Last night I experienced something amazing. Something worth sharing with the 95 people sitting there ready to listen to me.
And then I picked up a microphone and killed it. But not in a mic drop way.
In a mic wasting way.
Who Am I?
I posted several months ago about learning that I’d been misunderstanding (or misdiagnosing, since that’s the way I treat it) my personality.
I’m an enthusiast.

It was a shock to learn that about myself, because I wasn’t living like an enthusiast. I was so unhealthy that I was living like a reformer. This is like being a juggler in a space too small to throw a ball.

Reformers are awesome! Enthusiasts need them, because without them, we’re like untethered helium balloons. But when an enthusiast acts like a reformer, all is not well. At least, that’s the case for me.
I need a little dash of the reformer, but 7’s aren’t known for little dashes.
The Sin of the Seven
A type 7 struggles with gluttony. I hate that word, hate being associated with it. I balked at the description. It even made me doubt my diagnosis personality.
I can’t be a 7, because I don’t struggle with gluttony!
True, if you restrict it to its foodish connotation. I don’t overeat. Quite the opposite.
I get teased for eating like a bird, thank-you-very-much!
I’m so sick of trying to figure out who I am that I’m starting to think the need to analyze my personality is the only thing wrong with me.
Maybe I’m not a 7. Maybe there is no 7. But I can’t deny, when I see it in its broader sense, gluttony fits me.
Example 1: My friend and I decided to make terrariums last year. She made 2. I made 10.
Example 2: I own over 50 pairs of pants.
I could go on, but the point is … I’m a glutton. I take everything to the extreme.
And that includes how far I restrict myself.

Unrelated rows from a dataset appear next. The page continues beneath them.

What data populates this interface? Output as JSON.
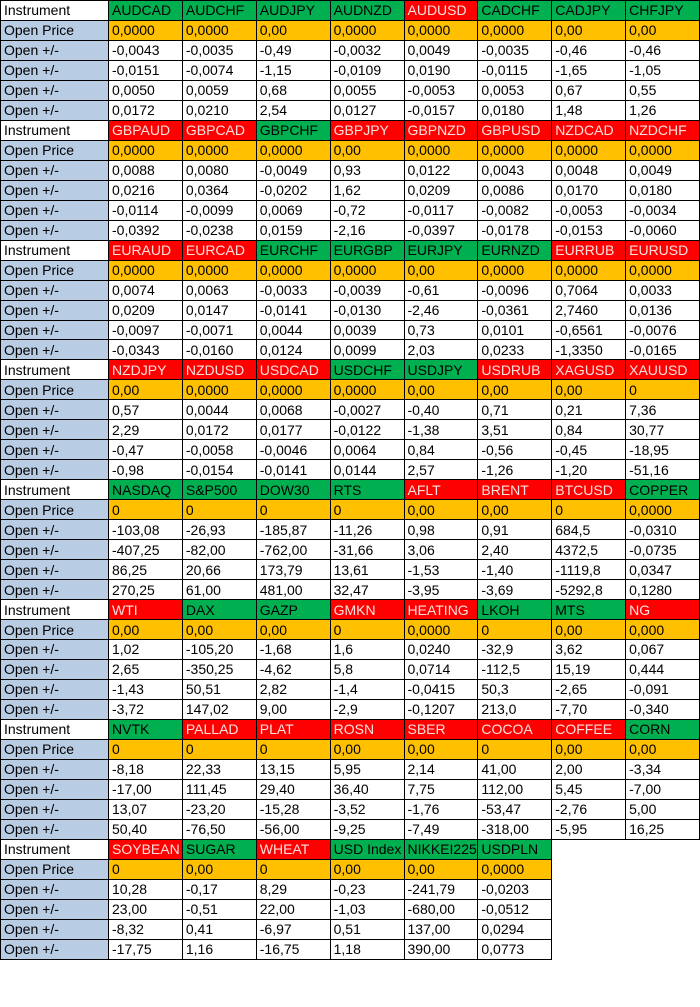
{
  "blocks": [
    {
      "labels": [
        "Instrument",
        "Open Price",
        "Open +/-",
        "Open +/-",
        "Open +/-",
        "Open +/-"
      ],
      "instruments": [
        "AUDCAD",
        "AUDCHF",
        "AUDJPY",
        "AUDNZD",
        "AUDUSD",
        "CADCHF",
        "CADJPY",
        "CHFJPY"
      ],
      "colors": [
        "#00b050",
        "#00b050",
        "#00b050",
        "#00b050",
        "#ff0000",
        "#00b050",
        "#00b050",
        "#00b050"
      ],
      "open_price": [
        "0,0000",
        "0,0000",
        "0,00",
        "0,0000",
        "0,0000",
        "0,0000",
        "0,00",
        "0,00"
      ],
      "changes": [
        [
          "-0,0043",
          "-0,0035",
          "-0,49",
          "-0,0032",
          "0,0049",
          "-0,0035",
          "-0,46",
          "-0,46"
        ],
        [
          "-0,0151",
          "-0,0074",
          "-1,15",
          "-0,0109",
          "0,0190",
          "-0,0115",
          "-1,65",
          "-1,05"
        ],
        [
          "0,0050",
          "0,0059",
          "0,68",
          "0,0055",
          "-0,0053",
          "0,0053",
          "0,67",
          "0,55"
        ],
        [
          "0,0172",
          "0,0210",
          "2,54",
          "0,0127",
          "-0,0157",
          "0,0180",
          "1,48",
          "1,26"
        ]
      ]
    },
    {
      "labels": [
        "Instrument",
        "Open Price",
        "Open +/-",
        "Open +/-",
        "Open +/-",
        "Open +/-"
      ],
      "instruments": [
        "GBPAUD",
        "GBPCAD",
        "GBPCHF",
        "GBPJPY",
        "GBPNZD",
        "GBPUSD",
        "NZDCAD",
        "NZDCHF"
      ],
      "colors": [
        "#ff0000",
        "#ff0000",
        "#00b050",
        "#ff0000",
        "#ff0000",
        "#ff0000",
        "#ff0000",
        "#ff0000"
      ],
      "open_price": [
        "0,0000",
        "0,0000",
        "0,0000",
        "0,00",
        "0,0000",
        "0,0000",
        "0,0000",
        "0,0000"
      ],
      "changes": [
        [
          "0,0088",
          "0,0080",
          "-0,0049",
          "0,93",
          "0,0122",
          "0,0043",
          "0,0048",
          "0,0049"
        ],
        [
          "0,0216",
          "0,0364",
          "-0,0202",
          "1,62",
          "0,0209",
          "0,0086",
          "0,0170",
          "0,0180"
        ],
        [
          "-0,0114",
          "-0,0099",
          "0,0069",
          "-0,72",
          "-0,0117",
          "-0,0082",
          "-0,0053",
          "-0,0034"
        ],
        [
          "-0,0392",
          "-0,0238",
          "0,0159",
          "-2,16",
          "-0,0397",
          "-0,0178",
          "-0,0153",
          "-0,0060"
        ]
      ]
    },
    {
      "labels": [
        "Instrument",
        "Open Price",
        "Open +/-",
        "Open +/-",
        "Open +/-",
        "Open +/-"
      ],
      "instruments": [
        "EURAUD",
        "EURCAD",
        "EURCHF",
        "EURGBP",
        "EURJPY",
        "EURNZD",
        "EURRUB",
        "EURUSD"
      ],
      "colors": [
        "#ff0000",
        "#ff0000",
        "#00b050",
        "#00b050",
        "#00b050",
        "#00b050",
        "#ff0000",
        "#ff0000"
      ],
      "open_price": [
        "0,0000",
        "0,0000",
        "0,0000",
        "0,0000",
        "0,00",
        "0,0000",
        "0,0000",
        "0,0000"
      ],
      "changes": [
        [
          "0,0074",
          "0,0063",
          "-0,0033",
          "-0,0039",
          "-0,61",
          "-0,0096",
          "0,7064",
          "0,0033"
        ],
        [
          "0,0209",
          "0,0147",
          "-0,0141",
          "-0,0130",
          "-2,46",
          "-0,0361",
          "2,7460",
          "0,0136"
        ],
        [
          "-0,0097",
          "-0,0071",
          "0,0044",
          "0,0039",
          "0,73",
          "0,0101",
          "-0,6561",
          "-0,0076"
        ],
        [
          "-0,0343",
          "-0,0160",
          "0,0124",
          "0,0099",
          "2,03",
          "0,0233",
          "-1,3350",
          "-0,0165"
        ]
      ]
    },
    {
      "labels": [
        "Instrument",
        "Open Price",
        "Open +/-",
        "Open +/-",
        "Open +/-",
        "Open +/-"
      ],
      "instruments": [
        "NZDJPY",
        "NZDUSD",
        "USDCAD",
        "USDCHF",
        "USDJPY",
        "USDRUB",
        "XAGUSD",
        "XAUUSD"
      ],
      "colors": [
        "#ff0000",
        "#ff0000",
        "#ff0000",
        "#00b050",
        "#00b050",
        "#ff0000",
        "#ff0000",
        "#ff0000"
      ],
      "open_price": [
        "0,00",
        "0,0000",
        "0,0000",
        "0,0000",
        "0,00",
        "0,00",
        "0,00",
        "0"
      ],
      "changes": [
        [
          "0,57",
          "0,0044",
          "0,0068",
          "-0,0027",
          "-0,40",
          "0,71",
          "0,21",
          "7,36"
        ],
        [
          "2,29",
          "0,0172",
          "0,0177",
          "-0,0122",
          "-1,38",
          "3,51",
          "0,84",
          "30,77"
        ],
        [
          "-0,47",
          "-0,0058",
          "-0,0046",
          "0,0064",
          "0,84",
          "-0,56",
          "-0,45",
          "-18,95"
        ],
        [
          "-0,98",
          "-0,0154",
          "-0,0141",
          "0,0144",
          "2,57",
          "-1,26",
          "-1,20",
          "-51,16"
        ]
      ]
    },
    {
      "labels": [
        "Instrument",
        "Open Price",
        "Open +/-",
        "Open +/-",
        "Open +/-",
        "Open +/-"
      ],
      "instruments": [
        "NASDAQ",
        "S&P500",
        "DOW30",
        "RTS",
        "AFLT",
        "BRENT",
        "BTCUSD",
        "COPPER"
      ],
      "colors": [
        "#00b050",
        "#00b050",
        "#00b050",
        "#00b050",
        "#ff0000",
        "#ff0000",
        "#ff0000",
        "#00b050"
      ],
      "open_price": [
        "0",
        "0",
        "0",
        "0",
        "0,00",
        "0,00",
        "0",
        "0,0000"
      ],
      "changes": [
        [
          "-103,08",
          "-26,93",
          "-185,87",
          "-11,26",
          "0,98",
          "0,91",
          "684,5",
          "-0,0310"
        ],
        [
          "-407,25",
          "-82,00",
          "-762,00",
          "-31,66",
          "3,06",
          "2,40",
          "4372,5",
          "-0,0735"
        ],
        [
          "86,25",
          "20,66",
          "173,79",
          "13,61",
          "-1,53",
          "-1,40",
          "-1119,8",
          "0,0347"
        ],
        [
          "270,25",
          "61,00",
          "481,00",
          "32,47",
          "-3,95",
          "-3,69",
          "-5292,8",
          "0,1280"
        ]
      ]
    },
    {
      "labels": [
        "Instrument",
        "Open Price",
        "Open +/-",
        "Open +/-",
        "Open +/-",
        "Open +/-"
      ],
      "instruments": [
        "WTI",
        "DAX",
        "GAZP",
        "GMKN",
        "HEATING",
        "LKOH",
        "MTS",
        "NG"
      ],
      "colors": [
        "#ff0000",
        "#00b050",
        "#00b050",
        "#ff0000",
        "#ff0000",
        "#00b050",
        "#00b050",
        "#ff0000"
      ],
      "open_price": [
        "0,00",
        "0,00",
        "0,00",
        "0",
        "0,0000",
        "0",
        "0,00",
        "0,000"
      ],
      "changes": [
        [
          "1,02",
          "-105,20",
          "-1,68",
          "1,6",
          "0,0240",
          "-32,9",
          "3,62",
          "0,067"
        ],
        [
          "2,65",
          "-350,25",
          "-4,62",
          "5,8",
          "0,0714",
          "-112,5",
          "15,19",
          "0,444"
        ],
        [
          "-1,43",
          "50,51",
          "2,82",
          "-1,4",
          "-0,0415",
          "50,3",
          "-2,65",
          "-0,091"
        ],
        [
          "-3,72",
          "147,02",
          "9,00",
          "-2,9",
          "-0,1207",
          "213,0",
          "-7,70",
          "-0,340"
        ]
      ]
    },
    {
      "labels": [
        "Instrument",
        "Open Price",
        "Open +/-",
        "Open +/-",
        "Open +/-",
        "Open +/-"
      ],
      "instruments": [
        "NVTK",
        "PALLAD",
        "PLAT",
        "ROSN",
        "SBER",
        "COCOA",
        "COFFEE",
        "CORN"
      ],
      "colors": [
        "#00b050",
        "#ff0000",
        "#ff0000",
        "#ff0000",
        "#ff0000",
        "#ff0000",
        "#ff0000",
        "#00b050"
      ],
      "open_price": [
        "0",
        "0",
        "0",
        "0,00",
        "0,00",
        "0",
        "0,00",
        "0,00"
      ],
      "changes": [
        [
          "-8,18",
          "22,33",
          "13,15",
          "5,95",
          "2,14",
          "41,00",
          "2,00",
          "-3,34"
        ],
        [
          "-17,00",
          "111,45",
          "29,40",
          "36,40",
          "7,75",
          "112,00",
          "5,45",
          "-7,00"
        ],
        [
          "13,07",
          "-23,20",
          "-15,28",
          "-3,52",
          "-1,76",
          "-53,47",
          "-2,76",
          "5,00"
        ],
        [
          "50,40",
          "-76,50",
          "-56,00",
          "-9,25",
          "-7,49",
          "-318,00",
          "-5,95",
          "16,25"
        ]
      ]
    },
    {
      "labels": [
        "Instrument",
        "Open Price",
        "Open +/-",
        "Open +/-",
        "Open +/-",
        "Open +/-"
      ],
      "instruments": [
        "SOYBEAN",
        "SUGAR",
        "WHEAT",
        "USD Index",
        "NIKKEI225",
        "USDPLN"
      ],
      "colors": [
        "#ff0000",
        "#00b050",
        "#ff0000",
        "#00b050",
        "#00b050",
        "#00b050"
      ],
      "open_price": [
        "0",
        "0,00",
        "0",
        "0,00",
        "0,00",
        "0,0000"
      ],
      "changes": [
        [
          "10,28",
          "-0,17",
          "8,29",
          "-0,23",
          "-241,79",
          "-0,0203"
        ],
        [
          "23,00",
          "-0,51",
          "22,00",
          "-1,03",
          "-680,00",
          "-0,0512"
        ],
        [
          "-8,32",
          "0,41",
          "-6,97",
          "0,51",
          "137,00",
          "0,0294"
        ],
        [
          "-17,75",
          "1,16",
          "-16,75",
          "1,18",
          "390,00",
          "0,0773"
        ]
      ]
    }
  ]
}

I do this naturally. If I “diagnose” something about myself, I go after it the way I collect pants and ecosystems-in-a-jar.
Example 1: When I did the keto diet, I ate under 6 carbs/day and under 600 calories. I lost weight all right, but it made me very sick. I still have the jeans I wore when I was skeletal, just in case I ever do that to myself again.
Example 2: I wasted the mic last night. I had something of value to say, but I kept it to myself.
And why did I do that? Because I’ve convinced myself that my gift is my curse. That my love of words has to be quenched.
Brevity: The Author’s Ball & Chain
As a writer, my gluttonous tendencies have to be restrained. Right?
Right?
King says proper book editing means cutting everything unnecessary. He’s right, of course. He’s the king.
But my brain takes his advice and runs with it. Too far. Always too far.
Say it in as few words as you possibly can.
Unfortunately, my word-cutting often yields the same results my diets do. In no time at all, I’ve taken my healthy story and turned it into a skeleton.
Don’t Keto Your Soul
Both ministries I serve in keep me running. This is my fault, of course, because I add work. I love work. I love ideas and crafts and making things better, always better, always more.
Last night at Journey Groups I was forced to do something I hadn’t done in years.
Be in the worship service.
I have some auditory issues (Misophonia) so I avoid spaces where I can’t control or escape noises that trigger me. This has led me to avoid the worship service.
It works for me, because it makes me available in my place of service longer. I’m able to help people in the lobby while everyone else is singing.
Win-Win, Right?
But last night I had to go into worship, because I needed to make some announcements afterward.
I was trapped in the room, surrounded by singing and prayer, and something happened. It got to my soul. Shook me. Fed me.
It’s been years. YEARS! Oh my gosh, it’s been years since I stood in that space, allowing myself to be a part of the worship service.
When I took the mic, I didn’t want to make noise and ruin the way I felt, the way I assumed everyone else felt. And I almost shared it, almost allowed myself to speak and cry and use my gift for words and vulnerability.
Almost.
Say it in as few words as you possibly can.
I quenched it. I had the opportunity to be vulnerable (which I love doing) with the group I’m there to serve. And I edited, King-style, a moment that should have been allowed to breathe.
Here’s what I should have said.
“Hi, I’m Rach. I struggle with a need to share words and a fear that no one wants to hear them.”
There’s so much more I wanted to say. A whole lesson in how to work on yourself without taking it too far. How to prune without killing. How to come through re:generation and still be yourself afterward.
Stuff the Journey Groups campus director should say!
But I didn’t say it.
Because I struggle with a fear that no one wants to hear what I have to say, I made my announcements, dismissed everyone to their small groups, and went back to running around.